Chris Fischer’s The Beetlebung Farm Cookbook: A Year of Cooking on Martha’s Vineyard (Little, Brown 2015) written with Catherine Young maybe the best representative of a book by a farming chef (or cooking farmer) yet. His is a sincere, passionate voice calling for seasonal cooking, fresh-from-the-farm ingredients, delivered in a personal narrative that makes for a good read.
Two important bits of information from the introduction inform the reader who Chris is and why he cooks so well:
I found it surprisingly easy to leave the field and have a meal prepared by sundown, because the ingredients here are so fine they are best almost left alone. I realized then what I had always instinctively know, that the food we grow, the fish we catch, the animals we hunt, and those we raise on grasses and flowers salted by the sea breeze are special because of this place. (p/ xiv)
He makes the strong point of encouraging readers to use the book as inspiration and not feel bound to replicate his recipes. That makes sense, unless you are on Martha’s Vineyard, how could you find just the same ingredients he is using? Luckily, this is a well-written book thanks to Catherine Young, and it will inspire you to look for the best ingredients and cook simply.

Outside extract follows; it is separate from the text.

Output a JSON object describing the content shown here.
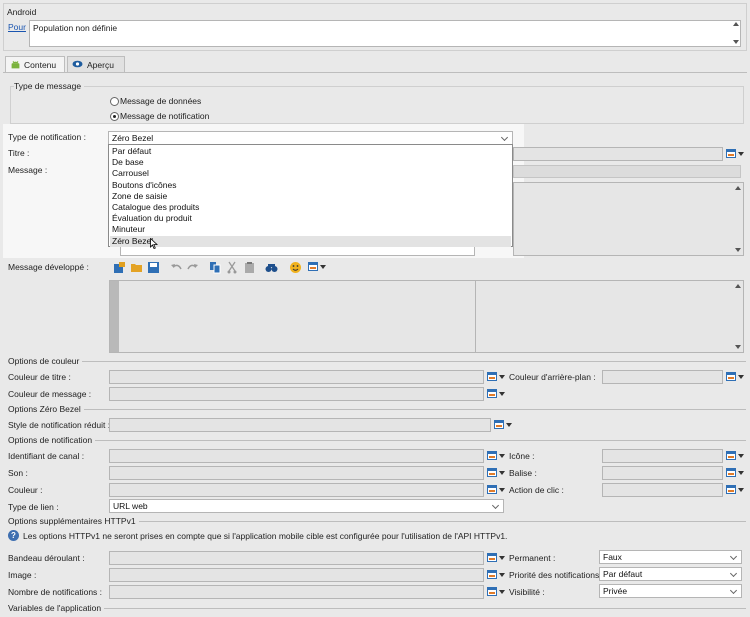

Super Chef took a closer look at the first section of The Beetlebung Farm Cookbook, called “Secret Summer.” It starts with a description of his grandfather, Poppy’s career on the farm. He was such a devoted farmer that he spoke to his plants, including some asparagus:
I helped Poppy plant a new row alongside his established crop the year before he died. I dug straight enough to satisfy him, using a long string tied to rebar on each end, pulling taunt to keep it true…He’d spoken up, he said, so they’d get to work. The plants answered. The next spring we harvested especially stout and delicious asparagus. (p. 5)
Those asparagus have to wait until a later chapter to be turned into Leek and Asparagus Soup (p. 208) and Asparagus on Toast (p. 210) in which the young, thin, buttered asparagus are topped with a gribiche of eggs and pickled carrot on toast. It makes for a pretty photograph by Gabriela Herman.
As for the Secret Summer, it starts with Sausage in Grape Leaves with Oysters on the Half Shell (pp. 6-7) with homemade Berkshire pork sausage. Imagine the sharp flavor of vine leaves – and it is alright with Chris if you use preserved leaves – combined with the moist, flavorful pork. That’s followed by Grilled Squid (p. 8) cooked in 20 seconds, drizzled with Romesco Sauce (p. 10). Grilled Sea Bass follow, served with olive oil, salt, and lemon. It is hardly a recipe – but that is the point. Sea bass is perfect served simply. There is a lovely description on how he was taught to make a salad by Serena Modigliani, tossing the greens from Beetlebung Farm one thousand times – almost. For dessert, there is a recipe for a free form, rustic Peach Tart (pp. 15-16) and that’s the meal. It’s simple, and it focuses on the ingredients without a lot of fuss. And, it can be replicated practically anywhere that’s near a good fish market and fresh peaches.
Inside the cover of The Beetlebung Farm Cookbook is a map of Martha’s Vineyard showing the rings of alluvial, diluvial, and plastic clay that make up the soil. It’s that combination that underlies the richness of the island’s food. Chris explores a year of living, working, farming, cooking and eating on the island. It is a handsome cookbook full of the richness of New England life.